Serafima Panteleeva, née Latkina (1846–1918), was a Russian feminist, physiologist, author, and translator.

==Life==
Serafima Panteleeva was born in 1846 in St Petersburg, capital of the Russian Empire. She married the student activist and publisher Longin Pantelev in 1864. After her husband's arrest in December 1864 for revolutionary activities during the government's crackdown on dissent after the Polish Uprising of 1863–64. She followed Panteleev into Siberian exile after his conviction in May 1866. Depressed after the death in infancy of her second child and her father in 1867, Panteleeva returned home. Needing to support herself and her daughter, she enrolled in the co-educational Vladimir lecture courses in 1870 and then became a medical student at the University of Zurich two years later, specializing in physiology. Some of her work there was later published in the Journal of Medical Science (Zentralblatt für Medizinische Wissenschaften). She joined her husband after his return from exile in 1875 and was able to finish her research in the laboratories of the Medical-Surgical Academy and then the Russian Academy of Sciences the following year. Unable to work in her field, Panteleeva began translating scientific papers and wrote essays on popular science. After signing two petitions protesting the brutal treatment of peaceful protestors in 1901, her husband was exiled from St Petersburg for three years.

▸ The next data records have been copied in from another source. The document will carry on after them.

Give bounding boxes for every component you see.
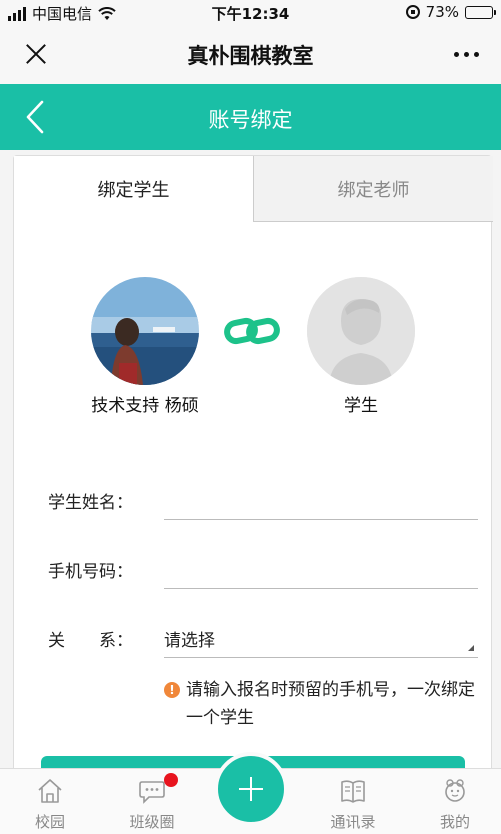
- teacher-avatar: [91, 277, 199, 385]
- battery-icon: [465, 5, 496, 19]
- tab-bind-student[interactable]: 绑定学生: [14, 156, 254, 222]
- relation-select[interactable]: 请选择: [164, 618, 478, 658]
- nav-label-class-circle: 班级圈: [129, 813, 175, 831]
- notification-badge: [164, 773, 178, 787]
- battery-percent: 73%: [425, 3, 459, 21]
- rotation-lock-icon: [405, 5, 420, 19]
- page-title: 账号绑定: [208, 108, 293, 132]
- hint-text: 请输入报名时预留的手机号，一次绑定一个学生: [186, 680, 475, 728]
- student-label: 学生: [344, 396, 378, 416]
- wechat-page-title: 真朴围棋教室: [187, 44, 314, 68]
- student-avatar: [307, 277, 415, 385]
- user-icon: [445, 779, 465, 802]
- binding-card: 绑定学生 绑定老师 技术支持 杨硕 学生 学生姓名： 手机号码： 关 系： 请选…: [13, 155, 493, 770]
- add-button[interactable]: [214, 752, 288, 826]
- phone-input[interactable]: [164, 549, 478, 589]
- nav-item-mine[interactable]: 我的: [405, 769, 501, 834]
- student-name-input[interactable]: [164, 480, 478, 520]
- warning-icon: !: [164, 682, 180, 698]
- nav-label-contacts: 通讯录: [330, 813, 376, 831]
- tab-bind-teacher[interactable]: 绑定老师: [254, 156, 493, 222]
- chat-bubble-icon: [139, 781, 165, 804]
- nav-label-school: 校园: [34, 813, 65, 831]
- more-options-icon[interactable]: [454, 52, 479, 57]
- app-header: 账号绑定: [0, 84, 501, 150]
- status-bar: 中国电信 下午12:34 73%: [0, 0, 501, 24]
- nav-item-class-circle[interactable]: 班级圈: [102, 769, 202, 834]
- teacher-name: 技术支持 杨硕: [91, 396, 199, 416]
- teacher-photo: [91, 277, 199, 385]
- relation-selected-value: 请选择: [164, 631, 215, 651]
- wechat-title-bar: 真朴围棋教室: [0, 24, 501, 84]
- hint-message: ! 请输入报名时预留的手机号，一次绑定一个学生: [164, 676, 484, 732]
- relation-label: 关 系：: [48, 631, 133, 651]
- tab-bar: 绑定学生 绑定老师: [14, 156, 493, 222]
- link-icon: [224, 317, 280, 345]
- dropdown-arrow-icon: [468, 645, 474, 651]
- nav-item-contacts[interactable]: 通讯录: [303, 769, 403, 834]
- student-name-label: 学生姓名：: [48, 493, 133, 513]
- default-avatar-icon: [307, 277, 415, 385]
- home-icon: [38, 779, 62, 803]
- phone-label: 手机号码：: [48, 562, 133, 582]
- book-icon: [341, 780, 365, 803]
- nav-label-mine: 我的: [439, 813, 470, 831]
- nav-item-school[interactable]: 校园: [0, 769, 100, 834]
- status-right: 73%: [405, 3, 496, 21]
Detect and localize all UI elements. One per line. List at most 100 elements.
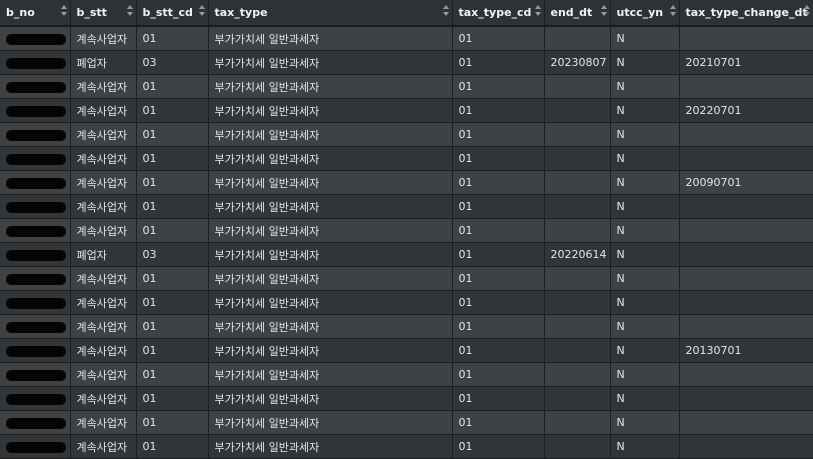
cell-b-stt-cd: 01 <box>136 218 209 243</box>
header-row: b_no b_stt b_stt_cd tax_type tax_type_cd end_… <box>0 0 813 27</box>
cell-end-dt <box>544 386 611 411</box>
redaction-bar <box>6 177 66 189</box>
table-row[interactable]: 계속사업자 01 부가가치세 일반과세자 01 N 20220701 <box>0 98 813 123</box>
column-header-tax-type-cd[interactable]: tax_type_cd <box>452 0 545 27</box>
cell-tax-type-change-dt: 20210701 <box>679 50 813 75</box>
cell-tax-type-cd: 01 <box>452 194 545 219</box>
column-header-b-no[interactable]: b_no <box>0 0 71 27</box>
cell-tax-type-cd: 01 <box>452 314 545 339</box>
redaction-bar <box>6 105 66 117</box>
column-header-end-dt[interactable]: end_dt <box>544 0 611 27</box>
table-row[interactable]: 계속사업자 01 부가가치세 일반과세자 01 N <box>0 266 813 291</box>
cell-end-dt: 20220614 <box>544 242 611 267</box>
table-row[interactable]: 폐업자 03 부가가치세 일반과세자 01 20230807 N 20210701 <box>0 50 813 75</box>
cell-end-dt <box>544 266 611 291</box>
cell-b-stt: 계속사업자 <box>70 362 137 387</box>
table-row[interactable]: 계속사업자 01 부가가치세 일반과세자 01 N <box>0 26 813 51</box>
cell-end-dt <box>544 170 611 195</box>
cell-b-no <box>0 146 71 171</box>
column-header-utcc-yn[interactable]: utcc_yn <box>610 0 680 27</box>
cell-tax-type: 부가가치세 일반과세자 <box>208 338 453 363</box>
cell-b-no <box>0 410 71 435</box>
column-header-label: utcc_yn <box>616 6 664 19</box>
cell-b-stt: 계속사업자 <box>70 434 137 459</box>
table-row[interactable]: 계속사업자 01 부가가치세 일반과세자 01 N 20090701 <box>0 170 813 195</box>
cell-tax-type: 부가가치세 일반과세자 <box>208 218 453 243</box>
table-row[interactable]: 계속사업자 01 부가가치세 일반과세자 01 N <box>0 218 813 243</box>
cell-utcc-yn: N <box>610 386 680 411</box>
sort-arrows-icon[interactable] <box>669 4 676 18</box>
sort-arrows-icon[interactable] <box>442 4 449 18</box>
table-row[interactable]: 폐업자 03 부가가치세 일반과세자 01 20220614 N <box>0 242 813 267</box>
cell-b-stt: 계속사업자 <box>70 170 137 195</box>
cell-b-stt-cd: 01 <box>136 434 209 459</box>
cell-tax-type-change-dt <box>679 74 813 99</box>
sort-arrows-icon[interactable] <box>60 4 67 18</box>
cell-utcc-yn: N <box>610 362 680 387</box>
table-row[interactable]: 계속사업자 01 부가가치세 일반과세자 01 N <box>0 146 813 171</box>
sort-arrows-icon[interactable] <box>534 4 541 18</box>
cell-b-no <box>0 266 71 291</box>
sort-arrows-icon[interactable] <box>198 4 205 18</box>
cell-end-dt <box>544 122 611 147</box>
cell-tax-type: 부가가치세 일반과세자 <box>208 434 453 459</box>
cell-end-dt <box>544 146 611 171</box>
redaction-bar <box>6 153 66 165</box>
table-row[interactable]: 계속사업자 01 부가가치세 일반과세자 01 N <box>0 290 813 315</box>
table-row[interactable]: 계속사업자 01 부가가치세 일반과세자 01 N <box>0 434 813 459</box>
column-header-b-stt[interactable]: b_stt <box>70 0 137 27</box>
cell-end-dt <box>544 194 611 219</box>
table-row[interactable]: 계속사업자 01 부가가치세 일반과세자 01 N <box>0 194 813 219</box>
sort-arrows-icon[interactable] <box>126 4 133 18</box>
cell-tax-type-cd: 01 <box>452 74 545 99</box>
table-row[interactable]: 계속사업자 01 부가가치세 일반과세자 01 N <box>0 386 813 411</box>
cell-b-stt: 계속사업자 <box>70 386 137 411</box>
cell-tax-type-cd: 01 <box>452 218 545 243</box>
cell-end-dt: 20230807 <box>544 50 611 75</box>
column-header-b-stt-cd[interactable]: b_stt_cd <box>136 0 209 27</box>
cell-b-stt: 계속사업자 <box>70 194 137 219</box>
cell-tax-type-change-dt <box>679 122 813 147</box>
sort-arrows-icon[interactable] <box>600 4 607 18</box>
cell-b-stt-cd: 01 <box>136 266 209 291</box>
cell-tax-type-change-dt <box>679 146 813 171</box>
cell-tax-type-cd: 01 <box>452 266 545 291</box>
cell-b-stt: 계속사업자 <box>70 122 137 147</box>
cell-tax-type-cd: 01 <box>452 50 545 75</box>
cell-utcc-yn: N <box>610 170 680 195</box>
cell-tax-type-change-dt <box>679 386 813 411</box>
cell-b-stt-cd: 01 <box>136 290 209 315</box>
sort-arrows-icon[interactable] <box>803 4 810 18</box>
cell-tax-type-change-dt <box>679 290 813 315</box>
cell-b-stt-cd: 01 <box>136 386 209 411</box>
cell-utcc-yn: N <box>610 218 680 243</box>
cell-b-no <box>0 218 71 243</box>
table-row[interactable]: 계속사업자 01 부가가치세 일반과세자 01 N <box>0 410 813 435</box>
table-row[interactable]: 계속사업자 01 부가가치세 일반과세자 01 N <box>0 314 813 339</box>
table-row[interactable]: 계속사업자 01 부가가치세 일반과세자 01 N 20130701 <box>0 338 813 363</box>
cell-end-dt <box>544 338 611 363</box>
cell-b-no <box>0 290 71 315</box>
cell-tax-type-change-dt: 20090701 <box>679 170 813 195</box>
table-row[interactable]: 계속사업자 01 부가가치세 일반과세자 01 N <box>0 74 813 99</box>
column-header-tax-type[interactable]: tax_type <box>208 0 453 27</box>
cell-tax-type: 부가가치세 일반과세자 <box>208 290 453 315</box>
cell-b-no <box>0 434 71 459</box>
table-row[interactable]: 계속사업자 01 부가가치세 일반과세자 01 N <box>0 122 813 147</box>
cell-utcc-yn: N <box>610 314 680 339</box>
cell-b-stt-cd: 01 <box>136 98 209 123</box>
cell-b-no <box>0 362 71 387</box>
cell-b-stt-cd: 01 <box>136 170 209 195</box>
data-table: b_no b_stt b_stt_cd tax_type tax_type_cd end_… <box>0 0 813 459</box>
cell-tax-type: 부가가치세 일반과세자 <box>208 98 453 123</box>
cell-b-no <box>0 50 71 75</box>
column-header-tax-type-change-dt[interactable]: tax_type_change_dt <box>679 0 813 27</box>
cell-tax-type-change-dt <box>679 194 813 219</box>
cell-b-stt-cd: 01 <box>136 26 209 51</box>
cell-tax-type-change-dt <box>679 410 813 435</box>
cell-b-stt: 계속사업자 <box>70 98 137 123</box>
cell-tax-type: 부가가치세 일반과세자 <box>208 146 453 171</box>
data-grid: b_no b_stt b_stt_cd tax_type tax_type_cd end_… <box>0 0 813 459</box>
cell-end-dt <box>544 290 611 315</box>
table-row[interactable]: 계속사업자 01 부가가치세 일반과세자 01 N <box>0 362 813 387</box>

They spent most of that time in Western Europe before returning in 1904. Panteleeva died in Petrograd (as St Petersburg was briefly renamed) in 1918.

==Activities==
Panteleeva became more interested in women's education in the 1900s and was a delegate to the First All-Russian Congress of Women (Pervyi Vserossiiskii Zhenskii S’ezd) in December 1908. Five years later, she presented a paper to the First All-Russian Congress on Women's Education (Pervyi Vserossiiskii S’ezd po Obrazovaniiu Zhenshchin) on her experiences in Zurich.